TEEN
12/04/2014 01:20 pm ET Updated Dec 06, 2017

Why I Lie About Being A Virgin

Oleh Slobodeniuk via Getty Images

Throughout the next few months, HuffPost Teen is highlighting the way teens think and feel about sex through anecdotes written for our series, "Teen Sex: It's Complicated." All of the authors are teenagers who have agreed to be published anonymously. If you want to share your thoughts, join the conversation here.

By Alexandra, 17

A few weeks back, two friends, and I sat huddled on a bench discussing every girl’s favorite topic: Boys. Sarah was telling us in depth about her romantic history starting from middle school while Ellen chimed in here and there, for the most part staying quiet.

As the stories drew to an end, Ellen looked at me with her blissful innocence and asked if I was a virgin. On cue, my heart skipped a beat and my head swam for half a second, and then my frequently sought out lie slipped out as a small shake of my head. We didn’t elaborate on the topic. That night as I lay in bed, I felt small. I texted Ellen admitting to her the truth: I am a virgin. Something about her kind-hearted nature compelled me to let her in.

For too long now, I have been wrapped up in a lie surrounding everyone around me. Of course I know that I am still a virgin, yet everyone around me does not. I’m embarrassed to admit, that even some of my closest friends know me as someone I am not. In that moment, Sarah and Ellen thought my head-shake was in fact the truth because why would I lie about that?

From afar, people look at me and assume things. Perhaps it is the nature of society today, to assume without knowing. While I try to stay cognizant of it, I too find myself guilty of this everyday battle. My peers see me as physically attractive, intelligent, kind, sensitive, and dare I say it? NORMAL. Thus without a second thought, they assume that my sexual and romantic pasts reflect that of most other college seniors when in fact, I am quite the opposite. At 17 years old, I have never been in love, never had a serious relationship, never experienced heartbreak, never had sex.

To be truthful, Ellen (and my mother) are now the only two people who know of my innocence. So why do I lie about my virginity? I myself question this so frequently. I am by no means ashamed to have not experienced this sense of intimacy, but while I generally consider myself a confident young woman, I find myself becoming painfully aware of my lack of experience when surrounded by my peers.

So what really does this say about our culture? Why am I SO afraid of society's disapproval? It seems that our wariness about fitting in has transformed into a skepticism that critiques every individual. When it comes to the behavior of being “prude," girls (and guys) will do almost anything to contradict that label. This stigma angers me because our generation prides itself on being open-minded and changing stereotypes when really, it is a battle of hypocrisy.

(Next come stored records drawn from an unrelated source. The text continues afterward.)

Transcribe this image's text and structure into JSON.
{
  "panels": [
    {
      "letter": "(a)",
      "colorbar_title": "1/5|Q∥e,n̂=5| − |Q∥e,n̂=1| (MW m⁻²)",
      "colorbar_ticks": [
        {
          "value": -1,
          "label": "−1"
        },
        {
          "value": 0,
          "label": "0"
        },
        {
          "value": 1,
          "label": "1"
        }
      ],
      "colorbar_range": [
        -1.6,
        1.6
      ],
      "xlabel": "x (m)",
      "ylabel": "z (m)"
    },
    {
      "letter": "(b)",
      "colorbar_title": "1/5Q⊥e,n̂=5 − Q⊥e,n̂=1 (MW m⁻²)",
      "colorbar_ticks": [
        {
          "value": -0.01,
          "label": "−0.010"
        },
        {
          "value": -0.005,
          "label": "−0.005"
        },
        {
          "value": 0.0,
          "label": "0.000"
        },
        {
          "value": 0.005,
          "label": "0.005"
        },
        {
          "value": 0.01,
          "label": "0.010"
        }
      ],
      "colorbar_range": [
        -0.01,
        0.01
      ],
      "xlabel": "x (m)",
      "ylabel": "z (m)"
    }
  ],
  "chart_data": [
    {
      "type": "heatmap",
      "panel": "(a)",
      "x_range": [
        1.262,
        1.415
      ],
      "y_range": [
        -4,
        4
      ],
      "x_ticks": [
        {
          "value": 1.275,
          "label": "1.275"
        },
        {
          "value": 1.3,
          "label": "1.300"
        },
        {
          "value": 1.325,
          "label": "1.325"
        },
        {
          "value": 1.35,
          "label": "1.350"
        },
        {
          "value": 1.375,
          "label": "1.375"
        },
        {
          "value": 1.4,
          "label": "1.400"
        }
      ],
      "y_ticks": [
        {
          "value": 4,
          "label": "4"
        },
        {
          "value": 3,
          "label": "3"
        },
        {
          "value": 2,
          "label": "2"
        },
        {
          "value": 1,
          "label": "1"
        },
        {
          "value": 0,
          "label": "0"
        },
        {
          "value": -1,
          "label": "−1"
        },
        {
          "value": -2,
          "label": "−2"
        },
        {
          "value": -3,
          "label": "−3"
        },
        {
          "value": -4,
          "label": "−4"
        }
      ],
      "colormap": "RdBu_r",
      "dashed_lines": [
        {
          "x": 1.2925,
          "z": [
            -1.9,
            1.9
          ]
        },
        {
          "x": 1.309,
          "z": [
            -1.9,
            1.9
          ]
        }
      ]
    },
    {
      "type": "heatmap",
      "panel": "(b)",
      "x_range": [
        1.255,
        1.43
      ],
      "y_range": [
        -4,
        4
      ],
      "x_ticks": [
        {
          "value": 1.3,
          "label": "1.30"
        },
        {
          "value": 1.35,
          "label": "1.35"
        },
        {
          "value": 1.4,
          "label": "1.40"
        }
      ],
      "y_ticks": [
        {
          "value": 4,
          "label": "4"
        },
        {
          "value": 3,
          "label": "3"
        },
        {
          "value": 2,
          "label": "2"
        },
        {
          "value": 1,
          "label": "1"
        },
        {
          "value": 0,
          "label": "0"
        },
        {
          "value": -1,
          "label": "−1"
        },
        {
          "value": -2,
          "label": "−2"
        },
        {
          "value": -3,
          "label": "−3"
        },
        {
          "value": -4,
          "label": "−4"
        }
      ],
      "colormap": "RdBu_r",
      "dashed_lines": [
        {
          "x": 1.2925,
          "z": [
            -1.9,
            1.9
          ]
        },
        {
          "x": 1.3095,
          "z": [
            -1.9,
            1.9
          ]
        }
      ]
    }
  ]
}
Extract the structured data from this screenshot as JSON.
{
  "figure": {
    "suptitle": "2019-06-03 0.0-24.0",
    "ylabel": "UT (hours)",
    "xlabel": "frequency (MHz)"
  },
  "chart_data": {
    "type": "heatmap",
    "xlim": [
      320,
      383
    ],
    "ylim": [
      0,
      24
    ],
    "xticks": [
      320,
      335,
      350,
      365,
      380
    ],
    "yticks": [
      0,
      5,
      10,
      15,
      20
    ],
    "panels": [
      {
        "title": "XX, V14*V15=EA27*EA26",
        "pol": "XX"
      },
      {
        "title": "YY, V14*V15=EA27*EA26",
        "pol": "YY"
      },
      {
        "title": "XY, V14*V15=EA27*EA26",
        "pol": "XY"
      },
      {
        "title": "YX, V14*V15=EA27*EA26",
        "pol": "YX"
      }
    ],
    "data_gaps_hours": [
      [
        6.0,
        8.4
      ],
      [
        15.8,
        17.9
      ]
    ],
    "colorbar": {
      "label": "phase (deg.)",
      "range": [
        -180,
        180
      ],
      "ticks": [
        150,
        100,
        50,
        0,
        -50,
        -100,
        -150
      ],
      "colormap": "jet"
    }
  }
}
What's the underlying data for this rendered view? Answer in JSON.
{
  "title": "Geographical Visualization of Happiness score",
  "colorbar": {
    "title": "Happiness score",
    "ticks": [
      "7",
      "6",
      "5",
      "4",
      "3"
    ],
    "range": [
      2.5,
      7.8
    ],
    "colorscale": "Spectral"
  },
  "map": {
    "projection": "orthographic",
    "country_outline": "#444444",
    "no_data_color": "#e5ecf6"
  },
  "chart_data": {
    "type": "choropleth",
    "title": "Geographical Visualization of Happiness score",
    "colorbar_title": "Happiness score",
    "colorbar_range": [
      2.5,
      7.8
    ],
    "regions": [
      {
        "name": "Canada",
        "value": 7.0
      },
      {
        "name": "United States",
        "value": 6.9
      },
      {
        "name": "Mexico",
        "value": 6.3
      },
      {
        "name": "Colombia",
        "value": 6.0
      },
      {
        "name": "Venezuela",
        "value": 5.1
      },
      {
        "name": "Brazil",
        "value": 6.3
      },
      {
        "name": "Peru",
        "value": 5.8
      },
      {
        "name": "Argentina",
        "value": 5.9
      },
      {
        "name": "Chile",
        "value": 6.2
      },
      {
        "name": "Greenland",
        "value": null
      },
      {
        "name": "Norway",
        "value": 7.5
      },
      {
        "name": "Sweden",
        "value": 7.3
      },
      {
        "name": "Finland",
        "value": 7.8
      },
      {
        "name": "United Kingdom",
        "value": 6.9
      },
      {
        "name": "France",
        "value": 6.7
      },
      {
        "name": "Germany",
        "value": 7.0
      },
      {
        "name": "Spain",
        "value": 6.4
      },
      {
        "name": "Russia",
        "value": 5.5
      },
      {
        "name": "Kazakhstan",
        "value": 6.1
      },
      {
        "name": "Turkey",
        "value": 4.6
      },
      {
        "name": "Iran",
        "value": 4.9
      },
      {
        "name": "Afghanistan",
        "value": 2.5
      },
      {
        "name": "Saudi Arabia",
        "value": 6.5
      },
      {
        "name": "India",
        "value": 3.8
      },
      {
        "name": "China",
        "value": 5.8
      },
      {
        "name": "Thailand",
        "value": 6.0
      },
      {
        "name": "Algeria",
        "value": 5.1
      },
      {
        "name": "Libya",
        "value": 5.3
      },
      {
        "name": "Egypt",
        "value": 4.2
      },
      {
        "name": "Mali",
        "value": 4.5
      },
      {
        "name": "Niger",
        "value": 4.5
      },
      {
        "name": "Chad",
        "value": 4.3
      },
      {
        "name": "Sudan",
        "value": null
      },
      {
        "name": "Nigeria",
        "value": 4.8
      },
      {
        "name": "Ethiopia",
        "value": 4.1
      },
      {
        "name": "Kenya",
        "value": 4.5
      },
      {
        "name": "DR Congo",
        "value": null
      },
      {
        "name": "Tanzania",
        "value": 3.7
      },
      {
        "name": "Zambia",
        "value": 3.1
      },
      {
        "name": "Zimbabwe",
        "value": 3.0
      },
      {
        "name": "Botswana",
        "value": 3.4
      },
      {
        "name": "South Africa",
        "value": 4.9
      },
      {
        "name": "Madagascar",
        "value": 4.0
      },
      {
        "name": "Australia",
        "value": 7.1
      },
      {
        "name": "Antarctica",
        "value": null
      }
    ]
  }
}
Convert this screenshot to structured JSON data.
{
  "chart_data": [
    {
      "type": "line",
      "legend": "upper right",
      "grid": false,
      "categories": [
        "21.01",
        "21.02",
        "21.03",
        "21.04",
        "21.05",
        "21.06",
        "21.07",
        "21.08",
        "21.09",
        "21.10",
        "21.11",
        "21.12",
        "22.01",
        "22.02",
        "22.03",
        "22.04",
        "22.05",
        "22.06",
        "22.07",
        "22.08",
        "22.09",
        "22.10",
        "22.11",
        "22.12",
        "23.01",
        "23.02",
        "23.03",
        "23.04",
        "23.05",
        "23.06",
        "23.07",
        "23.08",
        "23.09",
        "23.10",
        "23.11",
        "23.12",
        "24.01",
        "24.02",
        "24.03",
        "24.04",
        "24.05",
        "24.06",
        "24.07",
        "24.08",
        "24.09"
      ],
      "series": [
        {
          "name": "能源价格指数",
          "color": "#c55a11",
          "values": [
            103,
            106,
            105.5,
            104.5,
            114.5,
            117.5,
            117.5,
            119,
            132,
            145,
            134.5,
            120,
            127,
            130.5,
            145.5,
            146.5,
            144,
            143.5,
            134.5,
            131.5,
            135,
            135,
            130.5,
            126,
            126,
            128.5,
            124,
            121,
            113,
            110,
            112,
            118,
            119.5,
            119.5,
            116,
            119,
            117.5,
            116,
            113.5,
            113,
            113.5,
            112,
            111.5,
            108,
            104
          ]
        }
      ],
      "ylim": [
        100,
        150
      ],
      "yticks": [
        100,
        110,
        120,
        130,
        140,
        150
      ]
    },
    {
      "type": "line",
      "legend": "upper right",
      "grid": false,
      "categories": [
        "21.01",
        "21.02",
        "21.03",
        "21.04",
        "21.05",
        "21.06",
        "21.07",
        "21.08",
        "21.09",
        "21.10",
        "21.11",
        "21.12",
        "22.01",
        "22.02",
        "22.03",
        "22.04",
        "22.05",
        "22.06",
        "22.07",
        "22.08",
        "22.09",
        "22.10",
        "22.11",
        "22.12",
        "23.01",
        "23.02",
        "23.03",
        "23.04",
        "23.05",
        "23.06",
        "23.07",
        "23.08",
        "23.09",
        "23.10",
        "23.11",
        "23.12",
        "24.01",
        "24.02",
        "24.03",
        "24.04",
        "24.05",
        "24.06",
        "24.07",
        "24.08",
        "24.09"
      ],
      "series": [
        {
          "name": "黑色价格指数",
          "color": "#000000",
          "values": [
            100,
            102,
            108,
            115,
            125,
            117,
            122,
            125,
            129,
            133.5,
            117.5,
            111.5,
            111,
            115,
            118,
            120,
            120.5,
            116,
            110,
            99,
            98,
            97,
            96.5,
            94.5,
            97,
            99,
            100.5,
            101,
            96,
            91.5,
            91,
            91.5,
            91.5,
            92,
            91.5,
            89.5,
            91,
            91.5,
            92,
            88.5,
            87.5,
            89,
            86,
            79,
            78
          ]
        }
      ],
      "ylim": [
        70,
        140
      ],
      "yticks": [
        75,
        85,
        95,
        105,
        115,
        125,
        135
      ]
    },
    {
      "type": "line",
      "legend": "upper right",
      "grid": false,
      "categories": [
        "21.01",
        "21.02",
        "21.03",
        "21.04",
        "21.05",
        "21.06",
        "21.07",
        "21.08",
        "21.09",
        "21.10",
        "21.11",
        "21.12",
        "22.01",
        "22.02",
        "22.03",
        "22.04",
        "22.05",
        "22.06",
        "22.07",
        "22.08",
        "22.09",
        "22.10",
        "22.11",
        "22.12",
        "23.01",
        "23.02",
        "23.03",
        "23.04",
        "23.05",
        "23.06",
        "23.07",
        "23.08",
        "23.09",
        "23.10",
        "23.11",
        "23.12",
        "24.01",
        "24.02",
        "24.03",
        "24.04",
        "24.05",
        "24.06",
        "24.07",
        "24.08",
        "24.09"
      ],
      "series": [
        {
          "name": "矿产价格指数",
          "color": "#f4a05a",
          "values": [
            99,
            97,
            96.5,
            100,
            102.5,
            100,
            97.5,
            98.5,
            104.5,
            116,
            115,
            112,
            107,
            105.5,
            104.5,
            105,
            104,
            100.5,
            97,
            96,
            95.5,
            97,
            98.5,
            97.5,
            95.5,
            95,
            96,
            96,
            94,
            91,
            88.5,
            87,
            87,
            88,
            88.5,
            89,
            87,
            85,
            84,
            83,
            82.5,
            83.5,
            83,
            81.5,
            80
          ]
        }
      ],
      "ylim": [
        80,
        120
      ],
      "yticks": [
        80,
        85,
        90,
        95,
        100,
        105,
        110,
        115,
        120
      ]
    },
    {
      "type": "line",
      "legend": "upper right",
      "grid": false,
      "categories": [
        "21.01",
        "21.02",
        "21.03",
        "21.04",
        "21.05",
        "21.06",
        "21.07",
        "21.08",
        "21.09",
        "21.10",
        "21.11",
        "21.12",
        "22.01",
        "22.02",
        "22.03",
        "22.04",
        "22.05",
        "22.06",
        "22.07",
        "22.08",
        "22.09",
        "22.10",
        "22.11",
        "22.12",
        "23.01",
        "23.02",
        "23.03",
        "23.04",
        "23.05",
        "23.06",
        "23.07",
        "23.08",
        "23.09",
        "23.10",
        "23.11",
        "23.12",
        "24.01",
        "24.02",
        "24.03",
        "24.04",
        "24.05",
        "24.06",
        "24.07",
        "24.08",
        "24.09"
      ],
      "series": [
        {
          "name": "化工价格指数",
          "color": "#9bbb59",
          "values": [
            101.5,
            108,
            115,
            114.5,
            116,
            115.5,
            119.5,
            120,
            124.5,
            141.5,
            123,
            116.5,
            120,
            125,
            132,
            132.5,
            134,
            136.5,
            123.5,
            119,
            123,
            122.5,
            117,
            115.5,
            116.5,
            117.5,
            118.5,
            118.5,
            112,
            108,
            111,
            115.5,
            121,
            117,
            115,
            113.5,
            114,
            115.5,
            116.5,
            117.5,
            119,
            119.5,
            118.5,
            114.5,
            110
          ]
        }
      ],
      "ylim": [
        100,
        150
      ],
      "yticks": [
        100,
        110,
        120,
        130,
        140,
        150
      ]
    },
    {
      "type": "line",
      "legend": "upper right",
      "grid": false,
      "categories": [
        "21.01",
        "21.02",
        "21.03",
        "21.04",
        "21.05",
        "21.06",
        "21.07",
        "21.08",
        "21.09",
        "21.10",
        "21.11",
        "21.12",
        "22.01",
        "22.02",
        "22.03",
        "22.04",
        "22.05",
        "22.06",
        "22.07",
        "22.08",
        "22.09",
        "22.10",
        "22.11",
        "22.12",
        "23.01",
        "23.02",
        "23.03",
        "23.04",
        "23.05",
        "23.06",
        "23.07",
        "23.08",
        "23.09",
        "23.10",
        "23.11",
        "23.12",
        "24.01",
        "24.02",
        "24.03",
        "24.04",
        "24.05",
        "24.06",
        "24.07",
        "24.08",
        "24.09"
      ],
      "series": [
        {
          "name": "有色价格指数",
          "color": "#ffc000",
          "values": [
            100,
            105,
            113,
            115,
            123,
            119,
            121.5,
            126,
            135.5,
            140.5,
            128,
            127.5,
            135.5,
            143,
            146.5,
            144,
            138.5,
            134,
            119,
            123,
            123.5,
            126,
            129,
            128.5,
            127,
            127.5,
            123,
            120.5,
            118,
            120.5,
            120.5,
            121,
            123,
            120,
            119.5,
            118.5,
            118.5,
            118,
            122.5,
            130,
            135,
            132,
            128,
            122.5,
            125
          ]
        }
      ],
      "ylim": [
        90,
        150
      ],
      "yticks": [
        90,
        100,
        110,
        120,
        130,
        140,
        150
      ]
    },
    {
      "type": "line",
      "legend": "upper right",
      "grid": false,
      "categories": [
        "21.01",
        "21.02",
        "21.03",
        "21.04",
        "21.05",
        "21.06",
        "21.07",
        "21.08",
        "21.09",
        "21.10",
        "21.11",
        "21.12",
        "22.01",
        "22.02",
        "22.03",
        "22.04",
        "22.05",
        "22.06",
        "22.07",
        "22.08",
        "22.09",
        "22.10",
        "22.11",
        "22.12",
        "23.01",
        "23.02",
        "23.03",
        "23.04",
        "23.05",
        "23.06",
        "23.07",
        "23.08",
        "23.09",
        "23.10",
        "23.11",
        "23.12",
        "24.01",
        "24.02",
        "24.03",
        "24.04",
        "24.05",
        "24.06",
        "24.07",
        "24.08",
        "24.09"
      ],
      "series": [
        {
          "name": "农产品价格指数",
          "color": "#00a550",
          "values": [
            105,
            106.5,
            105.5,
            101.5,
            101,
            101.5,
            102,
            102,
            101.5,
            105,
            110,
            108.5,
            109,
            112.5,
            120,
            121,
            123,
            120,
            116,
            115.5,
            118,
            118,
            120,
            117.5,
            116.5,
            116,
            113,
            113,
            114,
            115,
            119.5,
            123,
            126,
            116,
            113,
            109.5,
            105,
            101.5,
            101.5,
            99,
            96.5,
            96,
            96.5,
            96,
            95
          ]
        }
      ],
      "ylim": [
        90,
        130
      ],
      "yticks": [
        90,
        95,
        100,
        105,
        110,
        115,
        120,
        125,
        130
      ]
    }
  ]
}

For example, I feel proud that a gay couple can be openly together at a party and no one bats an eye. Society has overcome incredible barriers that have allowed a once narrow-minded attitude evolve into revolutionary changes. At the same time, if I were to make known my virginity amongst the same group of people, I would be judged and labeled as a prude. It does not seem fair that one minority in a group can be wholly accepted while I am marginalized. Should I be looked down on for not wanting to jump into bed with a guy after a couple of drunken makeouts? Because it also seems I would be looked down on if I did. It is not my plan to save myself for marriage. In fact, I would really like to have sex!

However, it is my plan to have my first time be with someone whom I love and who loves me back with equal respect. In this light, others could perhaps better understand it. A girl wants to be in love to have sex for the first time. Considering this girl has yet to be in a serious relationship, the likelihood of her experiencing love is probably going to be considerably less than if she were to have been in serious relationships. From this standpoint, I’d like to think it doesn’t seem so ridiculous.

I respect myself for standing by my beliefs, but I also hate myself for lying. Every time I verbalize that little lie, I feel as if I have fallen prey to the social standards anyway. But I am not a liar. At least, I do not want to be, yet it seems that I am more frozen by the fear of my peers’ disapproval, than admitting a truth that in reality is nobody’s business.

As Ellen once said, “I am tired of explaining my abstinence to my perplexed peers” (regarding her decision not to drink). I shouldn’t feel the need to lie, but I also shouldn’t have to explain my reasoning to anybody other than whom I choose to. However, when the truth slips out, so does the judgment and so do the questions. Hence, I lie to escape the inexplicable harshness of my peers. I don’t enjoy this, but now it seems that it is too late to change.